General English

General Science


  • noun a sudden rise


  • verb to go away suddenly


  • noun a programming command to end one set of instructions and direct the processor to another section of the program
  • verb to direct a CPU to another section of a program


  • noun an act of advancing quickly down the wicket
    Citation ‘The jump, or the run to drive, was not a stroke they remembered only when they found themselves tied up by a length bowler’ (James 1963)
  • verb to move quickly forward out of one’s ground, especially in order to make a drive; by going down the wicket, the batsman is able to convert a ball of full length into a half-volley
    Citation ‘Hopkins jumped at one from Rhodes and missed, but was back before Lilley … could get the bails off’ (Melbourne Argus 12 December 1903)
    Citation ‘The best method of meeting him is to be ever ready to jump out to drive anything the least over-pitched’ (Warner 1934)


  • A computer instruction that switches the CPU to another location in memory. Also called jump instruction, or branch (4).


  • verb to miss a page or a line or space when printing


  • noun an act of sexual intercourse. This old vulgarism has been revived since 2000, and was defined by one user (a London student) as ‘a comedy term for sex used to embarrass mates in innocent situations, i.e. “they’re going for a jump” when they are just going for a walk’.
  • verb to have sex with. This term implying male assertion, domination or assault has been in use in English since the 17th century. It is paralleled in many other languages (the french equivalent is sauter). The word is now often used by street-gang members, etc. to refer to indecent assault, influenced by the term’s colloquial meaning of to attack unexpectedly.

Origin & History of “jump”

Until the early modern English period, the words for ‘jump’ were leap and spring. then, apparently out of nowhere, the verb jump appeared. Its provenance has never been satisfactorily explained, and etymologists fall back on the notion that it may originally have been intended to suggest the sound of jumping feet hitting the ground (the similar-sounding bump and thump are used to support this theory).
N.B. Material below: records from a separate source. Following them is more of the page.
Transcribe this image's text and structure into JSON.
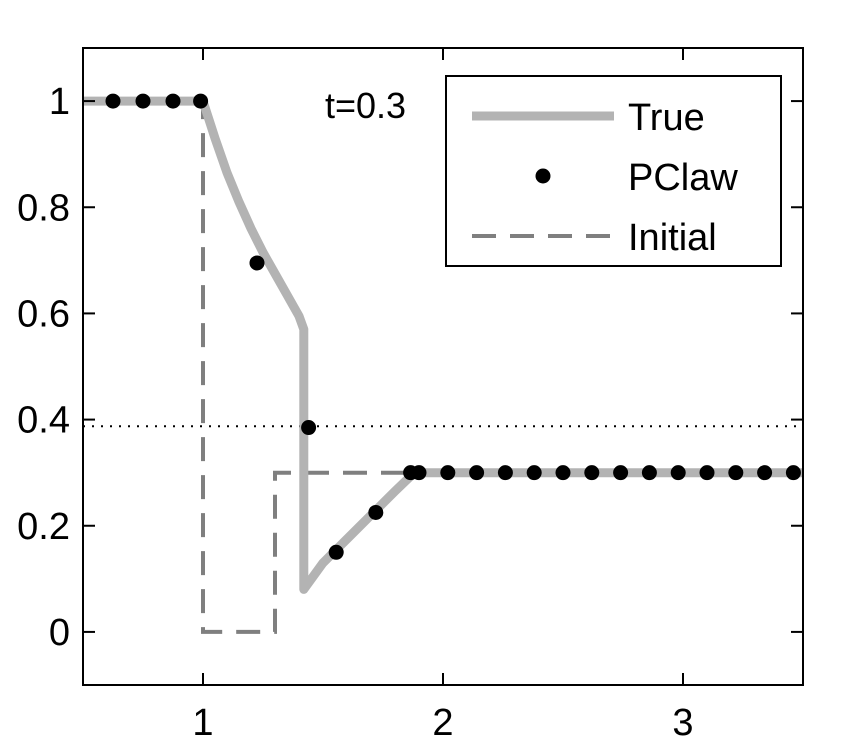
{
  "chart_data": {
    "type": "line",
    "xlim": [
      0.5,
      3.5
    ],
    "ylim": [
      -0.1,
      1.1
    ],
    "x_ticks": [
      1,
      2,
      3
    ],
    "y_ticks": [
      0,
      0.2,
      0.4,
      0.6,
      0.8,
      1
    ],
    "x_tick_labels": [
      "1",
      "2",
      "3"
    ],
    "y_tick_labels": [
      "0",
      "0.2",
      "0.4",
      "0.6",
      "0.8",
      "1"
    ],
    "annotation": "t=0.3",
    "reference_line": {
      "y": 0.3875,
      "style": "dotted",
      "color": "#000000"
    },
    "legend": {
      "placement": "top-right"
    },
    "series": [
      {
        "name": "True",
        "style": "solid-thick",
        "color": "#b3b3b3",
        "points": [
          [
            0.5,
            1
          ],
          [
            1.0,
            1
          ],
          [
            1.05,
            0.93
          ],
          [
            1.1,
            0.865
          ],
          [
            1.15,
            0.81
          ],
          [
            1.2,
            0.76
          ],
          [
            1.25,
            0.715
          ],
          [
            1.3,
            0.675
          ],
          [
            1.35,
            0.635
          ],
          [
            1.4,
            0.595
          ],
          [
            1.42,
            0.57
          ],
          [
            1.42,
            0.08
          ],
          [
            1.5,
            0.13
          ],
          [
            1.6,
            0.175
          ],
          [
            1.7,
            0.22
          ],
          [
            1.8,
            0.265
          ],
          [
            1.88,
            0.3
          ],
          [
            3.5,
            0.3
          ]
        ]
      },
      {
        "name": "PClaw",
        "style": "markers",
        "color": "#000000",
        "points": [
          [
            0.625,
            1
          ],
          [
            0.75,
            1
          ],
          [
            0.875,
            1
          ],
          [
            0.99,
            1
          ],
          [
            1.225,
            0.695
          ],
          [
            1.44,
            0.385
          ],
          [
            1.555,
            0.15
          ],
          [
            1.72,
            0.225
          ],
          [
            1.865,
            0.3
          ],
          [
            1.9,
            0.3
          ],
          [
            2.02,
            0.3
          ],
          [
            2.14,
            0.3
          ],
          [
            2.26,
            0.3
          ],
          [
            2.38,
            0.3
          ],
          [
            2.5,
            0.3
          ],
          [
            2.62,
            0.3
          ],
          [
            2.74,
            0.3
          ],
          [
            2.86,
            0.3
          ],
          [
            2.98,
            0.3
          ],
          [
            3.1,
            0.3
          ],
          [
            3.22,
            0.3
          ],
          [
            3.34,
            0.3
          ],
          [
            3.46,
            0.3
          ]
        ]
      },
      {
        "name": "Initial",
        "style": "dashed",
        "color": "#7f7f7f",
        "points": [
          [
            0.5,
            1
          ],
          [
            1.0,
            1
          ],
          [
            1.0,
            0
          ],
          [
            1.3,
            0
          ],
          [
            1.3,
            0.3
          ],
          [
            3.5,
            0.3
          ]
        ]
      }
    ]
  }
}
And certainly one of the earliest known instances of the word’s use connotes as much ‘making heavy contact’ as ‘rising’: ‘The said anchor held us from jumping and beating upon the said rock’, Sir Richard Guylforde, Pilgrimage to the holy Land 1511.

Jumper ‘sweater’ (19th c.), incidentally, appears to have no etymological connection with jump. It was probably derived from an earlier dialectal jump or jup, which denoted a short coat for men or a sort of woman’s underbodice. This in turn was borrowed from French juppe, a variant of jupe ‘skirt’, whose ultimate source was Arabic jubbah, the name of a sort of loose outer garment.